AZM: I’ve always had this strong inclination since childhood. My interest has always been how other countries lead, the way they organize their lives, the way the world is shaped, their cultures, and how they communicate with each other. I like working in multi-lateral diplomacy.

My parents have played a fundamental role by encouraging me. I come from a typical hardworking middle class family – my father born in Yerevan, was an engineer in software and a manager, and my mother was born in Tiflis and is a teacher. The most devastating time was the passing of my father two years ago. A big chunk of my life is not present with me – his spirit, presence, words, dignity, and most of all his sense of decency and integrity, everything that shaped my environment and world. Both my parents were devoted to the upbringing of the family.

FA: What are your feelings, and experiences of living in New York?

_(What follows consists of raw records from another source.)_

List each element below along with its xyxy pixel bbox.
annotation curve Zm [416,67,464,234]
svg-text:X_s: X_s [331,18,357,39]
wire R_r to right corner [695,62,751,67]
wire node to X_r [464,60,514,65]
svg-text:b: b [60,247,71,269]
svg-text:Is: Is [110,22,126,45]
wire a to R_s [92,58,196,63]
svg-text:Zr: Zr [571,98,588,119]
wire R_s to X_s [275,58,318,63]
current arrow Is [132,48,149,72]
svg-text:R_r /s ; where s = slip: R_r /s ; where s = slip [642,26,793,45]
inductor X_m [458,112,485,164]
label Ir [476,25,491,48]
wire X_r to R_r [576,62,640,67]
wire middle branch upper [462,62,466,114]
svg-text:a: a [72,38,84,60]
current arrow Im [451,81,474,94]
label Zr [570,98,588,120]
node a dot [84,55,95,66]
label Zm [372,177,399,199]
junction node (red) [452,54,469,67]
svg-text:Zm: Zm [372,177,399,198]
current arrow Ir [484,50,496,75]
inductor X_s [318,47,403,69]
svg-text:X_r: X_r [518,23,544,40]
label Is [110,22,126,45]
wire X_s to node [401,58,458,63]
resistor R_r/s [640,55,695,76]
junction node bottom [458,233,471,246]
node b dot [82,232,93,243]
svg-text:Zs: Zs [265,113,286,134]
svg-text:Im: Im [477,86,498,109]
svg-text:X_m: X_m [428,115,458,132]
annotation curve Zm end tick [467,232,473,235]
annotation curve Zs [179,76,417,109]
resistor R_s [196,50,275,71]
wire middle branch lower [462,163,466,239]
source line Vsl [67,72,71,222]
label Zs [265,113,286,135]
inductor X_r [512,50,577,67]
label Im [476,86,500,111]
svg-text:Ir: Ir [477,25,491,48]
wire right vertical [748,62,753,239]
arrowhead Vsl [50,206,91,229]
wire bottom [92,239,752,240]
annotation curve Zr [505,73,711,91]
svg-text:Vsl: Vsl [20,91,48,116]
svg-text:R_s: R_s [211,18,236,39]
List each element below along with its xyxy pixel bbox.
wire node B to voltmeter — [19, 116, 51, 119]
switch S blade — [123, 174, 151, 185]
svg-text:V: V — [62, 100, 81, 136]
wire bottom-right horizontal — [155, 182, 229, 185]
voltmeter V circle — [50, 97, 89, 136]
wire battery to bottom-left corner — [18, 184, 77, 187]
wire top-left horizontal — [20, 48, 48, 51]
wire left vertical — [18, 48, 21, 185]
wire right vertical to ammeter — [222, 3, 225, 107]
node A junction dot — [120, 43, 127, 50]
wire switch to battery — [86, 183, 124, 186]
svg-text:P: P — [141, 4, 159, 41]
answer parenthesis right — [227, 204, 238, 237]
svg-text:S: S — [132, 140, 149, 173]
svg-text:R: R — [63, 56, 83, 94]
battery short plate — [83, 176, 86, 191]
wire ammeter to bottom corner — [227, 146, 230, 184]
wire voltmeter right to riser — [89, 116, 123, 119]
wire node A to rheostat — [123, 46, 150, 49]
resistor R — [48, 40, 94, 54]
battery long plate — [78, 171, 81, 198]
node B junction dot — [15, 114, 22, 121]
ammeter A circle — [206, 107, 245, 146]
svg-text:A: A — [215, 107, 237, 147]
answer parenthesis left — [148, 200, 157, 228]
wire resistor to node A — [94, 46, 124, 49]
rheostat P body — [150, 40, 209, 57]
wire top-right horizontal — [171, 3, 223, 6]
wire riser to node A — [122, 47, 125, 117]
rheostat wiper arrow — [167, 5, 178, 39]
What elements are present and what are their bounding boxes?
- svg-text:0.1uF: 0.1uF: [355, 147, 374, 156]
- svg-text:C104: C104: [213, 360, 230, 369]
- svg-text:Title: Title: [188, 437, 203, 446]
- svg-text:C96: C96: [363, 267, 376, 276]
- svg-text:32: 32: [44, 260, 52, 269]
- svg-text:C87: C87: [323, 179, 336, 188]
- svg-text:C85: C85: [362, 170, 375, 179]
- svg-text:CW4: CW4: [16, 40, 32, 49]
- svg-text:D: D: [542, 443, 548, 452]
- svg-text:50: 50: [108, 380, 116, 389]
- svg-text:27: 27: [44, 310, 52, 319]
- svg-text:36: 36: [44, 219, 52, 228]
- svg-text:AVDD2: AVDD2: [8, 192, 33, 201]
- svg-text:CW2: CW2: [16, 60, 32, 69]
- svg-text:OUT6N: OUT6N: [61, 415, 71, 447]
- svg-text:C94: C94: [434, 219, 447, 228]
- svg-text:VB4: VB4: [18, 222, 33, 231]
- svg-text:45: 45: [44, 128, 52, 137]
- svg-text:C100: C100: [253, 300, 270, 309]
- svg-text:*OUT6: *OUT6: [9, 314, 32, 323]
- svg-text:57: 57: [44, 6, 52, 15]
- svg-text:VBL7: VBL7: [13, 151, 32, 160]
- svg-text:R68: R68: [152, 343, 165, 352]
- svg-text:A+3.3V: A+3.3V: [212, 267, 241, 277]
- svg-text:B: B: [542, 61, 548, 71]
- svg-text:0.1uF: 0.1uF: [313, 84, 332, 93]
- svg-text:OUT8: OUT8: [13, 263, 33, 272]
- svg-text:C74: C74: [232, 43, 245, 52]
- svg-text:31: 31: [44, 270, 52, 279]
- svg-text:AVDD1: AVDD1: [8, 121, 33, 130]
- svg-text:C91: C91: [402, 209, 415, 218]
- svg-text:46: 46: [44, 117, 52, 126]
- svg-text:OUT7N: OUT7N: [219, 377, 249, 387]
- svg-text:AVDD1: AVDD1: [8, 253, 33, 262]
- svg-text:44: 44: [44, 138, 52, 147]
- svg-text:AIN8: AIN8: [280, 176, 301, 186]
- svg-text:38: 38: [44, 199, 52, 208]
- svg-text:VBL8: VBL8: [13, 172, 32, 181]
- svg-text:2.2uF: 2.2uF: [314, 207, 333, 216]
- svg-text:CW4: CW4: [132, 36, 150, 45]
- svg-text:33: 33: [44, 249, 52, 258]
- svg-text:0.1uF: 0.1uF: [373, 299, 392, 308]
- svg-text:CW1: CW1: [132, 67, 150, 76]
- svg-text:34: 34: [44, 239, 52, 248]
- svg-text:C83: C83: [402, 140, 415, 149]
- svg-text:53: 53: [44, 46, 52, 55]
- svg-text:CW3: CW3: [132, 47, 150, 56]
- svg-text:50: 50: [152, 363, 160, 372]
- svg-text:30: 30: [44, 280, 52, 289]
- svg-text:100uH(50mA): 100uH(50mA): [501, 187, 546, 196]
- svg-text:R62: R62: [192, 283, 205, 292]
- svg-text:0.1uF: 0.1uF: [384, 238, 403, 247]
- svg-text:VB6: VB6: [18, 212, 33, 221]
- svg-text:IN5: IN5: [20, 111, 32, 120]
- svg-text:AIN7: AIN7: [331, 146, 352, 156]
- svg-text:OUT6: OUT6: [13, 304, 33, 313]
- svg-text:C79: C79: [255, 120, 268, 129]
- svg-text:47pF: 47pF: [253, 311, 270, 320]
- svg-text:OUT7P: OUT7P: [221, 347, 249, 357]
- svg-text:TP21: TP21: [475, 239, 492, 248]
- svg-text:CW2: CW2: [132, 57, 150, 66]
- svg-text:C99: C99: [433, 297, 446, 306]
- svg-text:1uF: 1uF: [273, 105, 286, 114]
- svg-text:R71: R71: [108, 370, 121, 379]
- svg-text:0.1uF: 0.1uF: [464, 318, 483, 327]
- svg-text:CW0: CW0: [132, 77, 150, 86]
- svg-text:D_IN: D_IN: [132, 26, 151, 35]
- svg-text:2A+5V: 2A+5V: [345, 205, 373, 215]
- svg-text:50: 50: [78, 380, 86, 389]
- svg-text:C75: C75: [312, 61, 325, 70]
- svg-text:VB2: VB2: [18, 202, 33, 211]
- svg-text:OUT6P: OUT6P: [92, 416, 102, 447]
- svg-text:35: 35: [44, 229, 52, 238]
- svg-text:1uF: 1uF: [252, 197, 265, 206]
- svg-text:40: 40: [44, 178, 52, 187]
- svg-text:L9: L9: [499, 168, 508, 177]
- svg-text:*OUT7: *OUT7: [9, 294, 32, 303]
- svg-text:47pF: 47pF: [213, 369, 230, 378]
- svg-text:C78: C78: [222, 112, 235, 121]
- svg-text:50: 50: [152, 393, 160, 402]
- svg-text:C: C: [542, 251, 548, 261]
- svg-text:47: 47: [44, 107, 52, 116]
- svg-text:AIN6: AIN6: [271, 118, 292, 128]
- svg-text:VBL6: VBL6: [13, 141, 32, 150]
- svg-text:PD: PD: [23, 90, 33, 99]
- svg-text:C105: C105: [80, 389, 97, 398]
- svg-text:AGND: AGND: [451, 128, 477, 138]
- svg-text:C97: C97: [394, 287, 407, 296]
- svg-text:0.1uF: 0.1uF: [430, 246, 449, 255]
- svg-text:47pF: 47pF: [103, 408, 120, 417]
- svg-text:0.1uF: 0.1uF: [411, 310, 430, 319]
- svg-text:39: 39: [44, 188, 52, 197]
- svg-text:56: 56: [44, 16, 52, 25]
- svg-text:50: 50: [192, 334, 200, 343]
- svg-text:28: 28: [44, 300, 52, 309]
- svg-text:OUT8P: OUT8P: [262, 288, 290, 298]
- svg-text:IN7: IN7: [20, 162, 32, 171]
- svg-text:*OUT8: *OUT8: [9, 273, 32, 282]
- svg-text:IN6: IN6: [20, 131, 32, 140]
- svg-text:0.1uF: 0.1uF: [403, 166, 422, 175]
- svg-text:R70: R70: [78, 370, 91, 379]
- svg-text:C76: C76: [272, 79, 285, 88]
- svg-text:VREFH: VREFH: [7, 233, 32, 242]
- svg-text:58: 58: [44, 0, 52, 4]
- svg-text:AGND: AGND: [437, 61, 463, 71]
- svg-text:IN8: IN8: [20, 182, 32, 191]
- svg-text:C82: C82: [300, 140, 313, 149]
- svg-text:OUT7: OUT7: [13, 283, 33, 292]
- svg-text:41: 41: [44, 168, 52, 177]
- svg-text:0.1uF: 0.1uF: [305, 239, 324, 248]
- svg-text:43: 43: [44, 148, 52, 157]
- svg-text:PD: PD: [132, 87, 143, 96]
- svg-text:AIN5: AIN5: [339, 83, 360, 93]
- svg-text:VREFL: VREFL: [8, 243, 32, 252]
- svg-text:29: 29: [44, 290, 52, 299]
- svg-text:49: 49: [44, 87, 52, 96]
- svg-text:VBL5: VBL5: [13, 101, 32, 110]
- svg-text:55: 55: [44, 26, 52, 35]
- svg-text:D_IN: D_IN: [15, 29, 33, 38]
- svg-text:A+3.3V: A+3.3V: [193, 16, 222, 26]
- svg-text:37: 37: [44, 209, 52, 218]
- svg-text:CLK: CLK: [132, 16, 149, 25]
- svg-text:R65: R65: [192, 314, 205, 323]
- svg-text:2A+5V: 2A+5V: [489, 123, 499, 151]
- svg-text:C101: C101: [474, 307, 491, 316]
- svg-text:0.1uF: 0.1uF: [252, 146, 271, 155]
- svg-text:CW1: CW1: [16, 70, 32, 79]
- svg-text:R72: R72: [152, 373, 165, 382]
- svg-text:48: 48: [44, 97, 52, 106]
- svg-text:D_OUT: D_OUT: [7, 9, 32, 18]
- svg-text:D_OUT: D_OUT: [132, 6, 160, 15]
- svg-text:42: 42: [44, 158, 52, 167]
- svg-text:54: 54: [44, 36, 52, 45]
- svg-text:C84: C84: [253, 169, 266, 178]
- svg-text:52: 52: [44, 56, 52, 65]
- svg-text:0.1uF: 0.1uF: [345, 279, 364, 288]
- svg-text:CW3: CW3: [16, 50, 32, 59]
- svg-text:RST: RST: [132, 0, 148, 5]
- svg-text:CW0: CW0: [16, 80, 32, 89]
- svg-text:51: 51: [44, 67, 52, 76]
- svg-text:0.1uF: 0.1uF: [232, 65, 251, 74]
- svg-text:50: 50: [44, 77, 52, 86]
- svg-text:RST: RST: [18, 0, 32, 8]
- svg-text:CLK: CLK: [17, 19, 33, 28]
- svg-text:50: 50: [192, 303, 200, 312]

AZM: I have been here many times before, but it’s different when you live here. I have known New York as a place of thought, ideas and daring, so it hasn’t disappointed me. It’s very exciting. Whenever there is time available, I prefer to go to downtown Manhattan — the youth, spirit, art. People dare to think, act. The energy here is huge. My free time is spent in trying to understand how society works here through different news events, such as the police vs. Eric Garner case. I love reading The New Yorker, and I’m obsessed with radio. I’ve grown up with the BBC News Service. I love the Metropolitan Museum of Art, and MOMA, especially contemporary art and design, and when time permits, I exercise by swimming.

FA: What is the one lesson that life has taught you?

AZM: In my life I’ve learned one thing. Don’t try to chase fairness. The world unfortunately is unfair. Just do your job, and try to chase your interests.

I just want to add that I think we Armenians are a great people — the culture, the sense of time, history, of self, and of civilization.